NASA's Psyche spacecraft, launched in October 2023, successfully performed a Mars flyby last week, using the planet's gravity to gain a 1,000-mile-per-hour speed boost and adjust its trajectory toward the asteroid Psyche. The flyby also served as a dress rehearsal for the spacecraft's science instruments, which will be used to study the metal-rich asteroid upon arrival in summer 2029.

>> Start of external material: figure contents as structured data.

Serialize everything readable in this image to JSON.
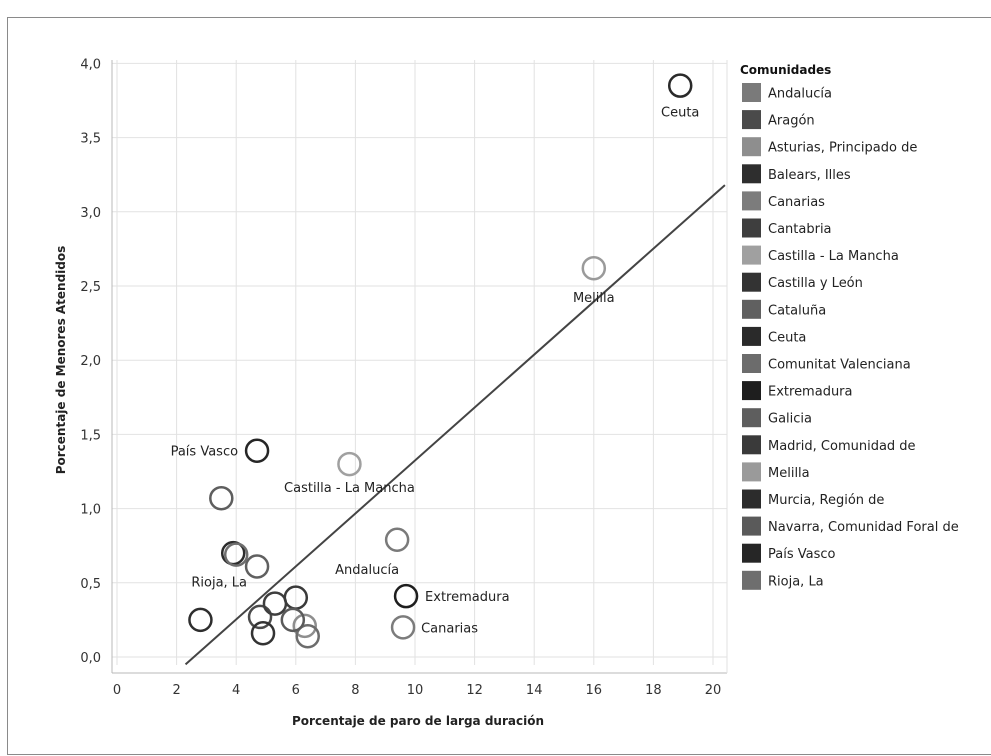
{
  "chart_data": {
    "type": "scatter",
    "title": "",
    "xlabel": "Porcentaje de paro de larga duración",
    "ylabel": "Porcentaje de Menores Atendidos",
    "xlim": [
      0,
      20.4
    ],
    "ylim": [
      0,
      4.2
    ],
    "x_ticks": [
      0,
      2,
      4,
      6,
      8,
      10,
      12,
      14,
      16,
      18,
      20
    ],
    "y_ticks": [
      "0,0",
      "0,5",
      "1,0",
      "1,5",
      "2,0",
      "2,5",
      "3,0",
      "3,5",
      "4,0"
    ],
    "y_tick_values": [
      0,
      0.5,
      1.0,
      1.5,
      2.0,
      2.5,
      3.0,
      3.5,
      4.0
    ],
    "grid": true,
    "legend_position": "right",
    "legend_title": "Comunidades",
    "series": [
      {
        "name": "Andalucía",
        "color": "#7a7a7a",
        "points": [
          {
            "x": 9.4,
            "y": 0.79,
            "label": "Andalucía"
          }
        ]
      },
      {
        "name": "Aragón",
        "color": "#4a4a4a",
        "points": [
          {
            "x": 4.8,
            "y": 0.27
          }
        ]
      },
      {
        "name": "Asturias, Principado de",
        "color": "#8e8e8e",
        "points": [
          {
            "x": 6.3,
            "y": 0.21
          }
        ]
      },
      {
        "name": "Balears, Illes",
        "color": "#2e2e2e",
        "points": [
          {
            "x": 2.8,
            "y": 0.25
          }
        ]
      },
      {
        "name": "Canarias",
        "color": "#7c7c7c",
        "points": [
          {
            "x": 9.6,
            "y": 0.2,
            "label": "Canarias"
          }
        ]
      },
      {
        "name": "Cantabria",
        "color": "#3e3e3e",
        "points": [
          {
            "x": 5.3,
            "y": 0.36
          }
        ]
      },
      {
        "name": "Castilla - La Mancha",
        "color": "#a0a0a0",
        "points": [
          {
            "x": 7.8,
            "y": 1.3,
            "label": "Castilla - La Mancha"
          }
        ]
      },
      {
        "name": "Castilla y León",
        "color": "#333333",
        "points": [
          {
            "x": 4.9,
            "y": 0.16
          }
        ]
      },
      {
        "name": "Cataluña",
        "color": "#606060",
        "points": [
          {
            "x": 4.7,
            "y": 0.61
          }
        ]
      },
      {
        "name": "Ceuta",
        "color": "#2a2a2a",
        "points": [
          {
            "x": 18.9,
            "y": 3.85,
            "label": "Ceuta"
          }
        ]
      },
      {
        "name": "Comunitat Valenciana",
        "color": "#6c6c6c",
        "points": [
          {
            "x": 6.4,
            "y": 0.14
          }
        ]
      },
      {
        "name": "Extremadura",
        "color": "#1e1e1e",
        "points": [
          {
            "x": 9.7,
            "y": 0.41,
            "label": "Extremadura"
          }
        ]
      },
      {
        "name": "Galicia",
        "color": "#5e5e5e",
        "points": [
          {
            "x": 3.5,
            "y": 1.07
          }
        ]
      },
      {
        "name": "Madrid, Comunidad de",
        "color": "#3a3a3a",
        "points": [
          {
            "x": 6.0,
            "y": 0.4
          }
        ]
      },
      {
        "name": "Melilla",
        "color": "#9a9a9a",
        "points": [
          {
            "x": 16.0,
            "y": 2.62,
            "label": "Melilla"
          }
        ]
      },
      {
        "name": "Murcia, Región de",
        "color": "#2c2c2c",
        "points": [
          {
            "x": 3.9,
            "y": 0.7
          }
        ]
      },
      {
        "name": "Navarra, Comunidad Foral de",
        "color": "#5a5a5a",
        "points": [
          {
            "x": 5.9,
            "y": 0.25
          }
        ]
      },
      {
        "name": "País Vasco",
        "color": "#262626",
        "points": [
          {
            "x": 4.7,
            "y": 1.39,
            "label": "País Vasco"
          }
        ]
      },
      {
        "name": "Rioja, La",
        "color": "#6e6e6e",
        "points": [
          {
            "x": 4.0,
            "y": 0.69,
            "label": "Rioja, La"
          }
        ]
      }
    ],
    "trendline": {
      "x": [
        2.3,
        20.4
      ],
      "y": [
        -0.05,
        3.18
      ],
      "color": "#444444"
    }
  }
}
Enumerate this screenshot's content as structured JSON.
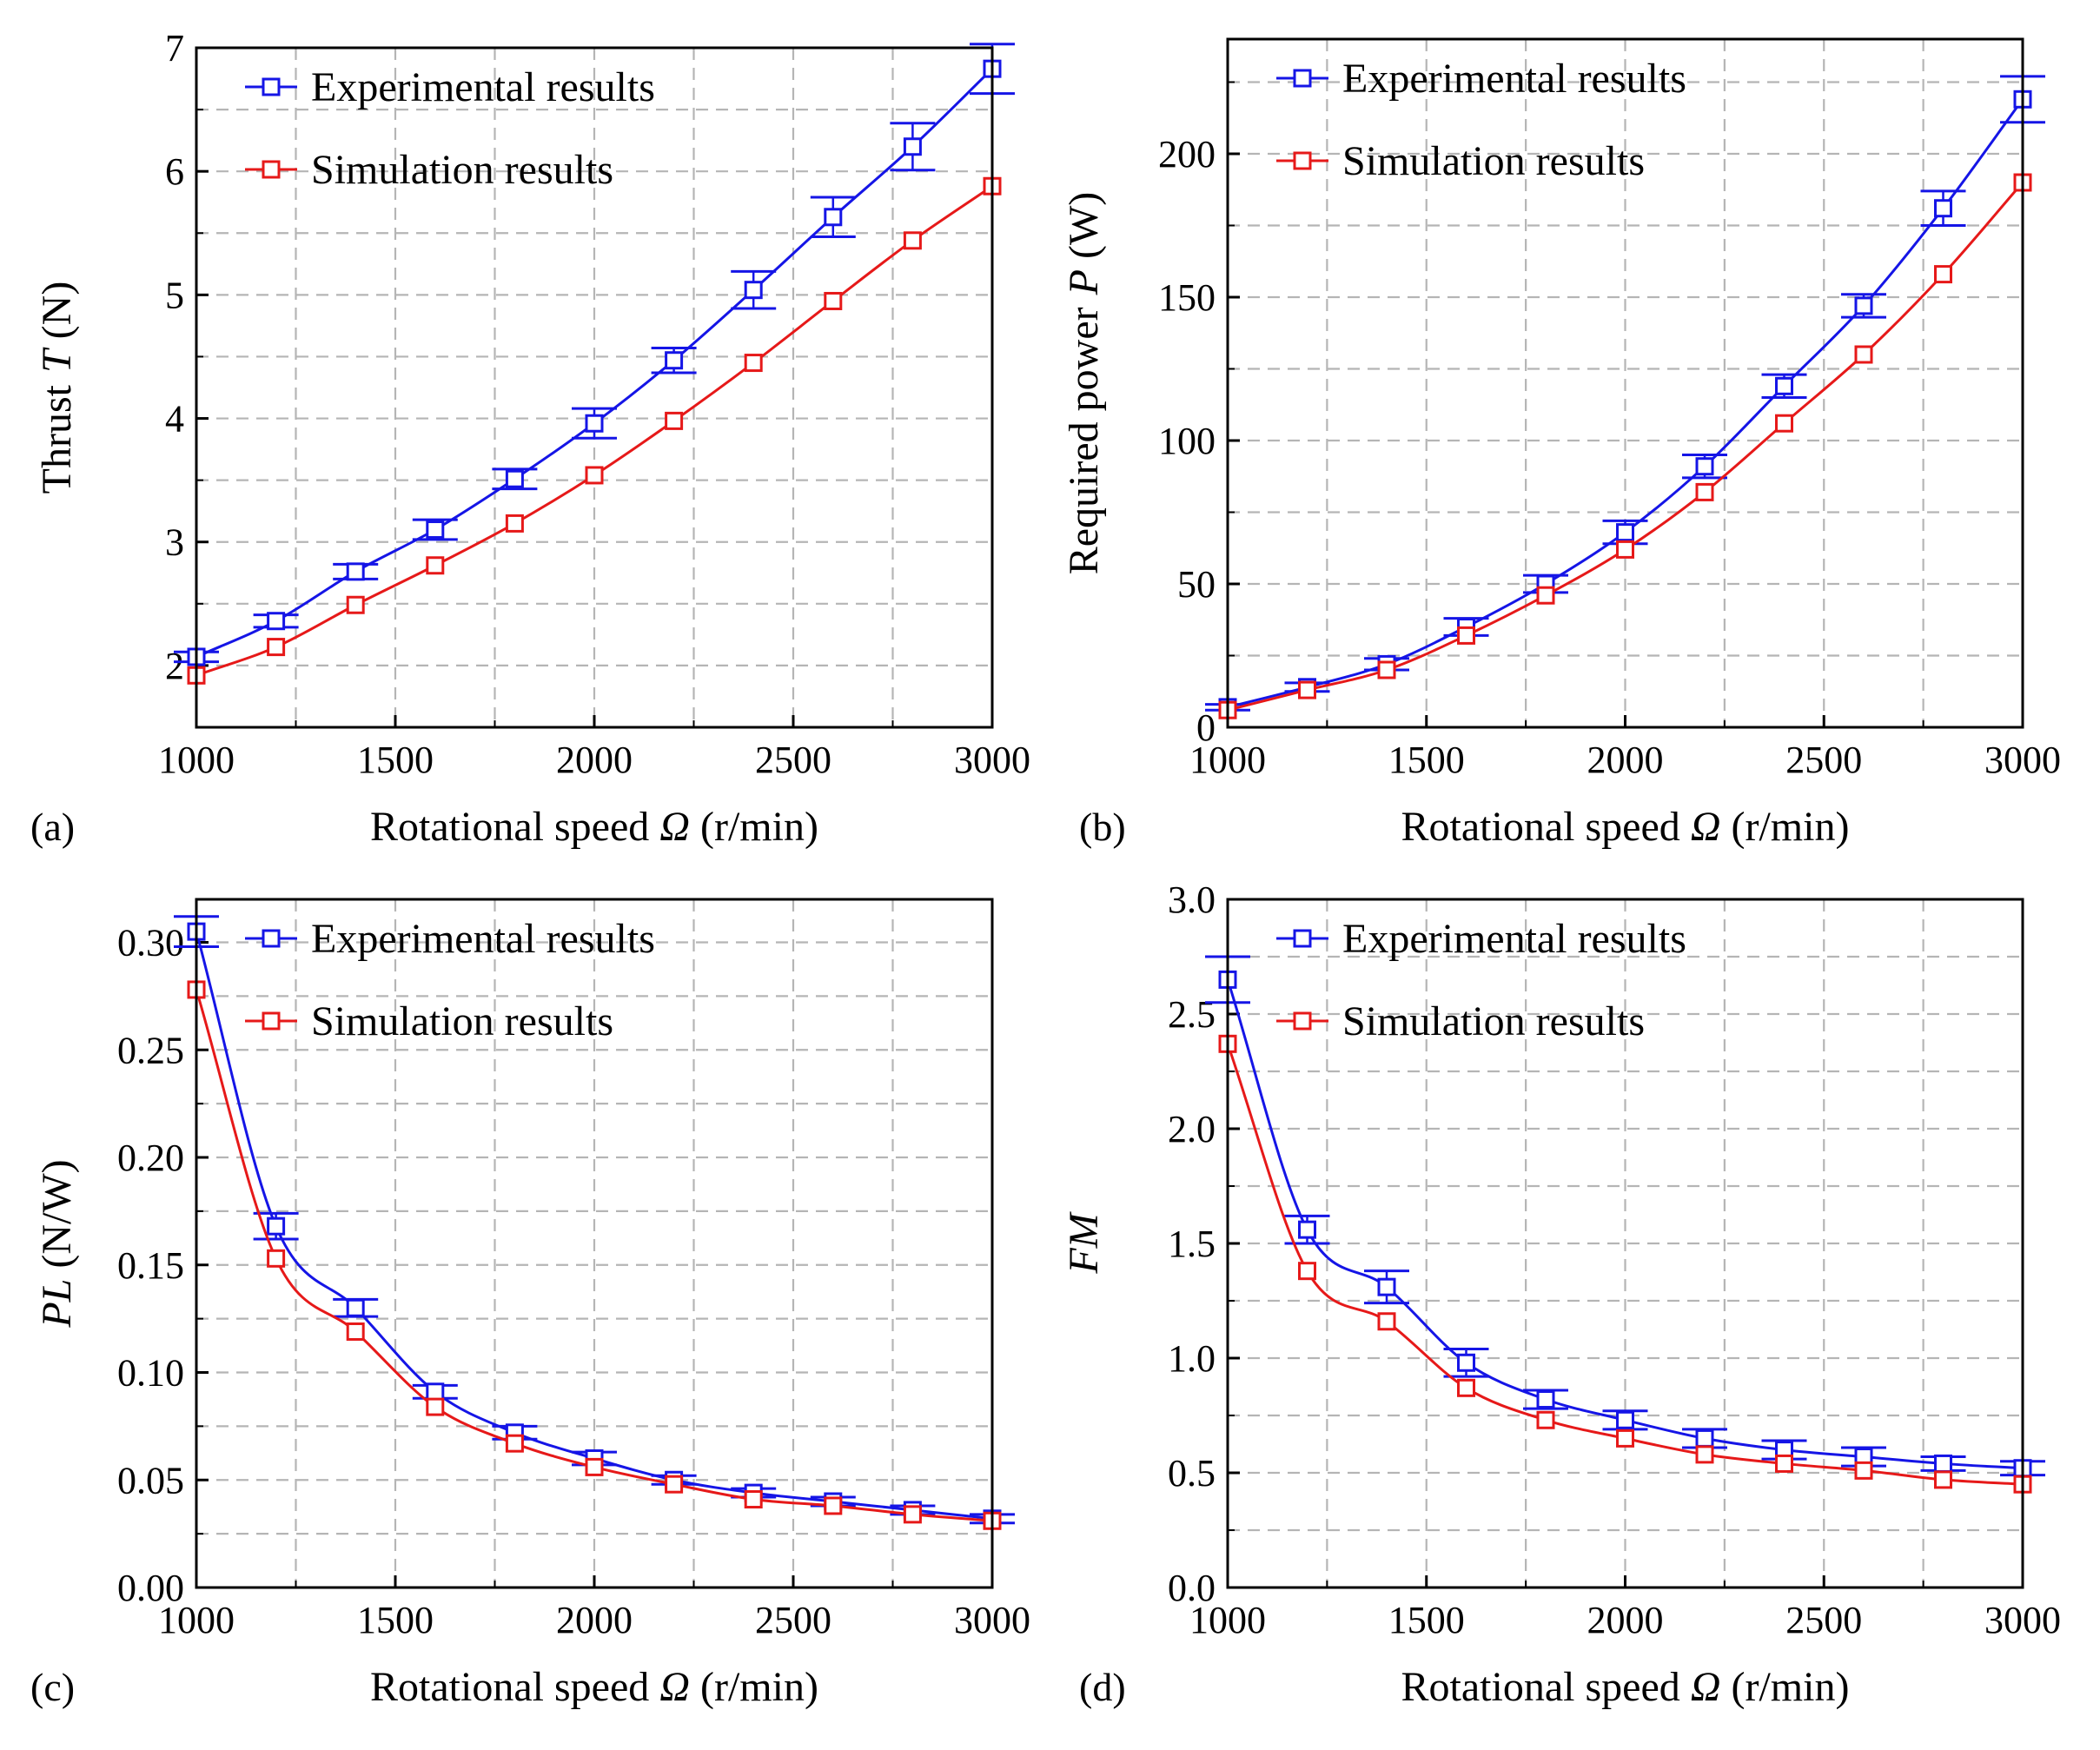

read2 min views6 publishedMay 20, 2026

Not quite halfway through a six-year sojourn through the Solar System, a NASA spacecraft used a close encounter with Mars last week as a dress rehearsal for its arrival at the Solar System’s largest metal asteroid in 2029. The Psyche mission launched more than two-and-a-half years ago, in October 2023, from Kennedy Space Center, Florida, to kick off a journey of some 2.2 billion miles (3.6 billion km) to reach its unexplored namesake, the asteroid Psyche. The robotic research mission got an initial lift from a powerful SpaceX Falcon Heavy rocket. It uses plasma engines to gradually build up the impulse needed to reach its destination in the asteroid belt, between the orbits of Mars and Jupiter. A flyby of Mars last Friday gave the spacecraft its most significant boost since launch. Navigators at NASA’s Jet Propulsion Laboratory in California set up the spacecraft for a course taking it 2,864 miles (4,609 km) from the Martian surface, well above the planet’s tenuous atmosphere. Psyche used Martian gravity like a slingshot to gain enough speed to reshape its orbit around the Sun, putting the probe on a path to intercept its asteroid target. Right on the money “Although we were confident in our calculations and flight plan, monitoring the DSN’s (Deep Space Network’s) Doppler signal in real time during the flyby was still exciting,” said Don Han, Psyche’s navigation lead at JPL, in a statement. “We’ve confirmed that Mars gave the spacecraft a 1,000-mile-per-hour boost and shifted its orbital plane by about 1 degree relative to the Sun. We are now on course for arrival at the asteroid Psyche in summer 2029.” The gravity assist was the main goal of the Mars flyby, but ground teams used the encounter to test the spacecraft’s three science instruments: a multispectral imager consisting of two cameras, a gamma-ray and neutron spectrometer, and a magnetometer. Similar sensors are flying on other spacecraft that are permanently studying Mars, so the real benefit of running the instruments during Psyche’s encounter was for scientists to use the flyby as a practice run for when it reaches the asteroid Psyche.